Vers l'Allemagne ou la Suède

Nouvelle zone de transit, la Slovénie, débordée depuis l'installation de clôtures antimigrants par la Hongrie, a récemment menacé d'ériger à son tour une barrière si l'UE ne lui apporte pas un soutien suffisant. Pour la seule journée de samedi, 11 500 migrants --un nouveau chiffre record quotidien-- sont arrivés en Croatie.

«Sommes-nous en Croatie? Combien faut-il faire de kilomètres en Slovénie?», demande une étudiante syrienne, Isra, qui vient de marcher jusqu'au village croate de Kljuc Brdovecki, près de la frontière slovène. «On veut aller en Allemagne ou en Suède», dit-elle.

Dans les mesures qu'elle préconise, la Commission européenne propose de dépêcher rapidement 400 douaniers européens en renfort dans ce pays exigu de deux millions d'habitants.

«Je suis sur la route depuis une semaine, racontait dimanche au poste frontière serbo-croate de Berkasovo Shaker Abara, un Syrien originaire de Homs.

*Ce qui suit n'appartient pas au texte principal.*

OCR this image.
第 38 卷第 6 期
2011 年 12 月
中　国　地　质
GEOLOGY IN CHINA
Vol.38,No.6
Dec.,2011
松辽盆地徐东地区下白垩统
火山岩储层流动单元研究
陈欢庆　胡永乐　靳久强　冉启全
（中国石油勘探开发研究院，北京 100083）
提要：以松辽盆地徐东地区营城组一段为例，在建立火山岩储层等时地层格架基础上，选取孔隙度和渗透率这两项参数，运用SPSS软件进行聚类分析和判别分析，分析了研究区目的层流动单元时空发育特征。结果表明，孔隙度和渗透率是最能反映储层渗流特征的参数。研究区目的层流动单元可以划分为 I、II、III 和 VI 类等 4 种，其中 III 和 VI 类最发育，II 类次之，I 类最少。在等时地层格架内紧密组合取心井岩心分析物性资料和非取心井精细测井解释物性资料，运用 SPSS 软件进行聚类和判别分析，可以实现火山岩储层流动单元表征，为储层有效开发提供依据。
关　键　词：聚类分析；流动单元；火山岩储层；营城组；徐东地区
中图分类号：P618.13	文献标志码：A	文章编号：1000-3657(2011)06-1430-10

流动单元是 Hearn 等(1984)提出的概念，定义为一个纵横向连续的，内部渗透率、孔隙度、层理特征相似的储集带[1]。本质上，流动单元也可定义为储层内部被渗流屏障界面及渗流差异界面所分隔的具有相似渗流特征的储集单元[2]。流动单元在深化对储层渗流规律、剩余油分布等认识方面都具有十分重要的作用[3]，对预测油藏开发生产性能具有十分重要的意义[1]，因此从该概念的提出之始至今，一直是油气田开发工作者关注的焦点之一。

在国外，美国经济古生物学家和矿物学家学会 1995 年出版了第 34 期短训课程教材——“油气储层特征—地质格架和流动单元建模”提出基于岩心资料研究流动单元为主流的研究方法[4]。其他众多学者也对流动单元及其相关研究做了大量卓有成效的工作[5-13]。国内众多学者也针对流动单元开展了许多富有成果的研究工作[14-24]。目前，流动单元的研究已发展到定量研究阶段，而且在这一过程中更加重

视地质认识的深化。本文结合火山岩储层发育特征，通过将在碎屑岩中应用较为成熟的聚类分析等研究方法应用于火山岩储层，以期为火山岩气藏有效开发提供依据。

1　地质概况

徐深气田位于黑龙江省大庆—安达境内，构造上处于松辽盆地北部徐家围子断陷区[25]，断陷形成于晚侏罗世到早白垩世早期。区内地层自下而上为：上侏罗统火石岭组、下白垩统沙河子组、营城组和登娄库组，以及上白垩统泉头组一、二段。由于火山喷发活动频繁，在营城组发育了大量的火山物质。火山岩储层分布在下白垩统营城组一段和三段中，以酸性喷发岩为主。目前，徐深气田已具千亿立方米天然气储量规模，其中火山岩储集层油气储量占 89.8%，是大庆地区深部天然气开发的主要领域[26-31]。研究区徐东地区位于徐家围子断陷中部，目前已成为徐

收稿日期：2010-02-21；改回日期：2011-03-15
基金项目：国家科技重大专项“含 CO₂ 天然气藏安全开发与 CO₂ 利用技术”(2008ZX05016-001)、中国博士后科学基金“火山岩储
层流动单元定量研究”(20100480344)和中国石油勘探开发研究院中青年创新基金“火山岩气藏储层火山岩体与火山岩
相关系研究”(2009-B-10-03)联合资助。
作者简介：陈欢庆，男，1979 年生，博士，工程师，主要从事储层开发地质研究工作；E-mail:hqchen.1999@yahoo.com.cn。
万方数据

Le plus difficile c'est lorsque nous avons pris la mer en Turquie, nous étions 38 sur un petit bateau pneumatique...»

«On ne peut pas résoudre le problème des réfugiés dans son ensemble, on a aussi besoin de la Turquie. Il faut mieux répartir le fardeau entre la Turquie et l'Europe», a estimé la chancelière Angela Merkel, alors que l'UE a initié des pourparlers à ce sujet avec Ankara.

À propos du contrôle des frontières extérieures, les dirigeants des États concernés sont requis d'«accélérer leurs efforts» pour renvoyer les migrants déboutés du droit d'asile, avec l'assistance technique de Frontex, selon le document de la Commission.

Il y a urgence, avec l'approche de l'hiver. Amnesty International a mis en garde contre une «crise humanitaire qui vient».